What is non-obviousness

The ‘claims’ in the patent should not be obvious to a skilled person in the same field and should not be identical to the prior art information. The invention should be novel and unique.

Overcoming non-obviousness problems

The first preliminary step to overcome the problem of non-obviousness is to do a patent search on the respective country’s websites or global databases. E.g., https://ipindia.gov.in/e-gateways.htm for India, patent.google.com, etc.

  • Following the guidelines framed for a specific country or region is important.
  • A detailed prior art analysis of the related field is important to get a vague idea about the topic research going on.
  • Non-patent literature search, analysing the work/strategies of competitors, mapping current new technologies and continuous monitoring are also necessary.
  • Checking the legal status of patents will avoid obviousness while patenting.

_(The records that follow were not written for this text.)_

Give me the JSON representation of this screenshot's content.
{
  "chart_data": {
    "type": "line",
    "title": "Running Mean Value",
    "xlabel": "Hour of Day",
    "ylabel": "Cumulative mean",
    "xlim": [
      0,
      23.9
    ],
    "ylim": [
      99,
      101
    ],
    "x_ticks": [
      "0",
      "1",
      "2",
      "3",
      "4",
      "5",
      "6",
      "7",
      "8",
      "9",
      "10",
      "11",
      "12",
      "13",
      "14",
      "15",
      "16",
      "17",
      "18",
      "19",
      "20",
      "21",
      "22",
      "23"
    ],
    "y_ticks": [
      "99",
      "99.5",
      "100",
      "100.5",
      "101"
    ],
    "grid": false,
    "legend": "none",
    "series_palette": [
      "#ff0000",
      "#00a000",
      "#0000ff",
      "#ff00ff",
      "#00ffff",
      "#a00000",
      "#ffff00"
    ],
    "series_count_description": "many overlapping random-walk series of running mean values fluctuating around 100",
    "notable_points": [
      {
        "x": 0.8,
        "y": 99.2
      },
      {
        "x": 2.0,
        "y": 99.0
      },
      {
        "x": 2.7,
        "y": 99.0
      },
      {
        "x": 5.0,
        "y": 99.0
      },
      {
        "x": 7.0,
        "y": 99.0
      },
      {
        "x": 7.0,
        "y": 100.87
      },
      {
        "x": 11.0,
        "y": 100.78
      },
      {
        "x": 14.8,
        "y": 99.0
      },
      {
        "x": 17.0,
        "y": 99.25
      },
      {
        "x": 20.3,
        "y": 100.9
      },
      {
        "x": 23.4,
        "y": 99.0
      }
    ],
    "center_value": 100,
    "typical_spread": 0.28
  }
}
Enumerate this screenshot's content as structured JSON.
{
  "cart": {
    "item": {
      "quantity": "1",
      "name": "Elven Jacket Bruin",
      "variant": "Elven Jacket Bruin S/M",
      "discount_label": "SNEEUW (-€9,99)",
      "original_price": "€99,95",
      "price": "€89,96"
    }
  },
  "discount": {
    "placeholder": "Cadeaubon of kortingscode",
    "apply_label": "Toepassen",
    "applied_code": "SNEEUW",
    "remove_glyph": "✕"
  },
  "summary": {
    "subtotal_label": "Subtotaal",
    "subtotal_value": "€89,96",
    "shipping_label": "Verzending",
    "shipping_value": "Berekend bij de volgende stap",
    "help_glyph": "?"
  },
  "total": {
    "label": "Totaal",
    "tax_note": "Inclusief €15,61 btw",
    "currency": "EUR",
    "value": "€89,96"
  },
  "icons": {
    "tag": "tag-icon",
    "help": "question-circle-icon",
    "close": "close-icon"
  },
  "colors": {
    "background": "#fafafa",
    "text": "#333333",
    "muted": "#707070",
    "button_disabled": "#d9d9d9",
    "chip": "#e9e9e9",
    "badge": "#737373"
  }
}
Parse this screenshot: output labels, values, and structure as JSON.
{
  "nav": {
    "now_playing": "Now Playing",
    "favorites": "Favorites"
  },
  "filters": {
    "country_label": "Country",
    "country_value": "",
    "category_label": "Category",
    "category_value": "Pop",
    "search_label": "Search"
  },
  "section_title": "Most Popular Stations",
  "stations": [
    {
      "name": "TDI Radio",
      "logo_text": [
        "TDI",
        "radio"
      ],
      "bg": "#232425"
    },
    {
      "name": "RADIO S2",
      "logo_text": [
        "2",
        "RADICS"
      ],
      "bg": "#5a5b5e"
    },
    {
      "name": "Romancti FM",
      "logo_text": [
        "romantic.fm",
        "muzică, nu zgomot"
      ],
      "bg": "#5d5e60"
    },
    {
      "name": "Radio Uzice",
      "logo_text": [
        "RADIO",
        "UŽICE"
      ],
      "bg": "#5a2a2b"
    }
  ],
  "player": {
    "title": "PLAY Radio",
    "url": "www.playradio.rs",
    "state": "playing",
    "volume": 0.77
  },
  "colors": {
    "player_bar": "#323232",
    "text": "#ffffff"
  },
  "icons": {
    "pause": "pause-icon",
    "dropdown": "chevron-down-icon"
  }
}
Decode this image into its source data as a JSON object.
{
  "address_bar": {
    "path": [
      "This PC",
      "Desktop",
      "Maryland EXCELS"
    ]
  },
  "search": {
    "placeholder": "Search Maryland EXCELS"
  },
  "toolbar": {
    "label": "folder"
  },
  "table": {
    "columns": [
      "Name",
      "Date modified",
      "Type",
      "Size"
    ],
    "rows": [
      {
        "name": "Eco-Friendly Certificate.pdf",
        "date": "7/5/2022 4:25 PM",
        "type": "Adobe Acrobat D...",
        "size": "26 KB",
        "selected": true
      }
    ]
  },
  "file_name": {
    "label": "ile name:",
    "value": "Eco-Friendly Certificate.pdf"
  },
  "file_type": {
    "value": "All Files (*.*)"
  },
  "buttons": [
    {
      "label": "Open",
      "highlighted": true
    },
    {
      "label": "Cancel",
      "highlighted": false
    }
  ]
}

Biotechnology patent laws around the world

The beginning of biotech patents occurred during the 1970s for obtaining a patent for cloned genes encoding therapeutic proteins. In 1980, the U.S. Supreme Court, in Diamond v. Chakrabarty, approved the first patent on a newly created bacteria for degrading crude oil in oil spills. Thereafter, patenting genes and their therapeutic proteins becomes very evident all over the world. Subsequently, many disputes have arisen in the context of patenting microorganisms and DNA.

The Human Genome Project’s development of high-throughput sequencing techniques in the early 2000s, which identified, isolated, and understood the function of a gene and its role in diseases, raised the possibility of patenting.

Countries like the United States, European Union, Japan, China, United Kingdom, India, Australia, Brazil, and South Africa started filing patents.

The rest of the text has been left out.